The principal of the high school in Arad added that during their visits to Hungary, even she and her colleagues can see "just how much you can do in a Hungarian or a math class apart from presenting the required material." But they can't exactly adopt much from the methods used in Hungarian schools because "we have to maintain our standards, and we also want to see good results on the graduation exams." However, Spier says that those who finish secondary school in Romania and go to university in Hungary “have it pretty easy.”
"Despite the many criticisms that could be made about the Hungarian education system, I would venture to say that the internal educational developments in particular – especially those that have added nuance to the pedagogical culture in one way or another – are more pronounced in Hungary than, say, at an average Romanian high school where the good ol' lecture style of teaching still dominates in 99% of the cases", says Papp. According to Czeglédiné, principal of Bălcescu High School, the Hungarian education system is more competency-based, whereas the kids arriving from Romania “are always ahead in foreign languages – even English or French – and they're also very well prepared in computer science and mathematics.”
Yet it's not only the teaching methods that are different in Hungary, but also the circumstances. "I have three daughters, and when my eldest started high school, they didn't have all the textbooks: some of them were bought, and some were photocopied," says Hanna Pap's mother, Márta. "And then when Hanna went into grades 5-8, they didn't really have the textbooks that they needed. When my youngest daughter entered the system, I saw that there were no textbooks: either there weren't enough, or they weren't even printed at all." Then Hanna went to Gyula for 9th grade, where "everyone got a book that was brand new, and they didn't even have to return them."

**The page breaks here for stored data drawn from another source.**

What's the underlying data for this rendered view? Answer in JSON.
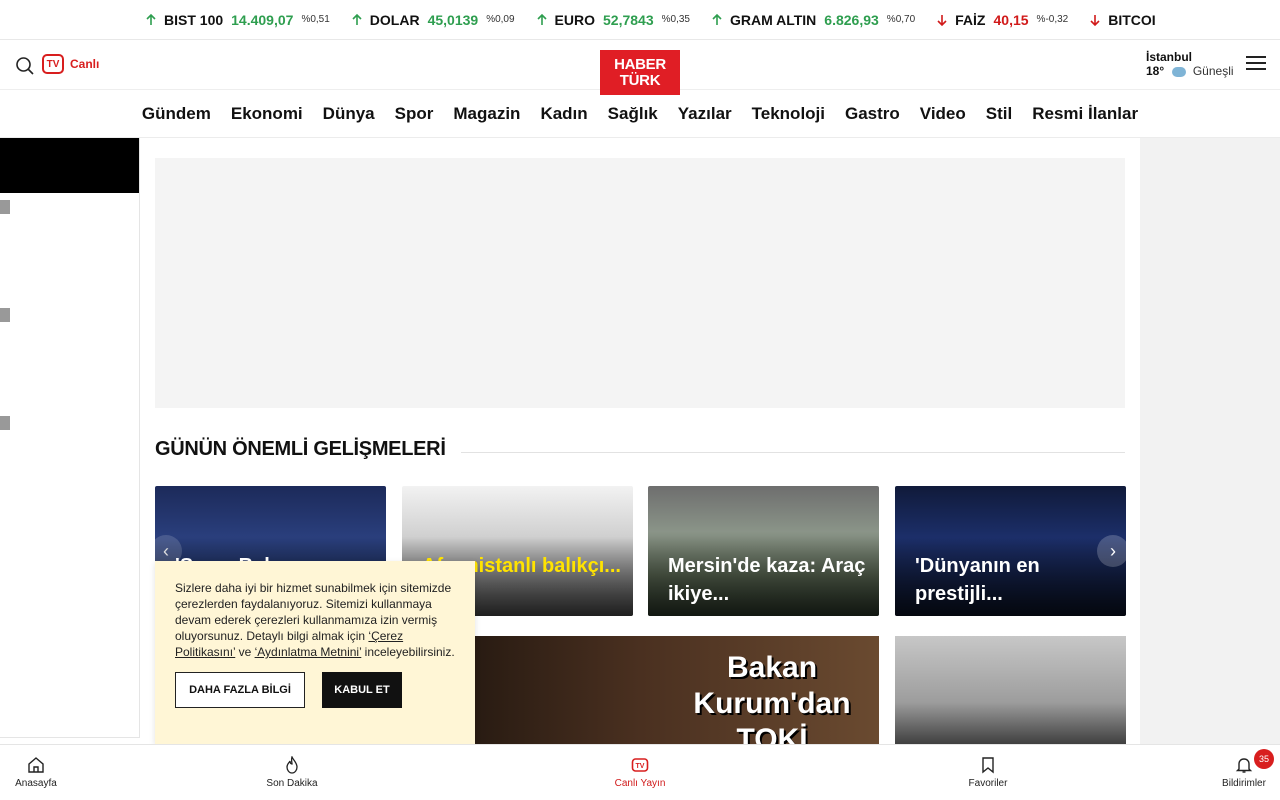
{
  "ticker": [
    {
      "name": "BIST 100",
      "value": "14.409,07",
      "pct": "%0,51",
      "trend": "up"
    },
    {
      "name": "DOLAR",
      "value": "45,0139",
      "pct": "%0,09",
      "trend": "up"
    },
    {
      "name": "EURO",
      "value": "52,7843",
      "pct": "%0,35",
      "trend": "up"
    },
    {
      "name": "GRAM ALTIN",
      "value": "6.826,93",
      "pct": "%0,70",
      "trend": "up"
    },
    {
      "name": "FAİZ",
      "value": "40,15",
      "pct": "%-0,32",
      "trend": "down"
    },
    {
      "name": "BITCOI",
      "value": "",
      "pct": "",
      "trend": "down"
    }
  ],
  "header": {
    "live_label": "Canlı",
    "tv_label": "TV",
    "logo_line1": "HABER",
    "logo_line2": "TÜRK",
    "weather_city": "İstanbul",
    "weather_temp": "18°",
    "weather_condition": "Güneşli"
  },
  "nav": [
    "Gündem",
    "Ekonomi",
    "Dünya",
    "Spor",
    "Magazin",
    "Kadın",
    "Sağlık",
    "Yazılar",
    "Teknoloji",
    "Gastro",
    "Video",
    "Stil",
    "Resmi İlanlar"
  ],
  "section_title": "GÜNÜN ÖNEMLİ GELİŞMELERİ",
  "cards": [
    {
      "caption": "'Sayın Bakan..."
    },
    {
      "caption": "Afganistanlı balıkçı..."
    },
    {
      "caption": "Mersin'de kaza: Araç ikiye..."
    },
    {
      "caption": "'Dünyanın en prestijli..."
    }
  ],
  "big_card_text": "Bakan Kurum'dan TOKİ",
  "cookie": {
    "text_before": "Sizlere daha iyi bir hizmet sunabilmek için sitemizde çerezlerden faydalanıyoruz. Sitemizi kullanmaya devam ederek çerezleri kullanmamıza izin vermiş oluyorsunuz. Detaylı bilgi almak için ",
    "link1": "‘Çerez Politikasını’",
    "text_mid": " ve ",
    "link2": "‘Aydınlatma Metnini’",
    "text_after": " inceleyebilirsiniz.",
    "more_button": "DAHA FAZLA BİLGİ",
    "accept_button": "KABUL ET"
  },
  "bottom_nav": [
    {
      "label": "Anasayfa"
    },
    {
      "label": "Son Dakika"
    },
    {
      "label": "Canlı Yayın"
    },
    {
      "label": "Favoriler"
    },
    {
      "label": "Bildirimler",
      "badge": "35"
    }
  ],
  "colors": {
    "brand": "#e01e25",
    "up": "#2e9e4f",
    "down": "#d11a1a",
    "cookie_bg": "#fff6d6"
  }
}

"When our school was operating with the digital format, students from across the border had the same opportunity to attend lessons as their Hungarian peers. For this reason, the border itself did not prove to be a barrier to learning, and this was confirmed by their end-of-year academic results and their graduation examinations. A diploma from our school serves as a good stepping stone to any higher education institution," says Ida Zámori, principal at Erkel.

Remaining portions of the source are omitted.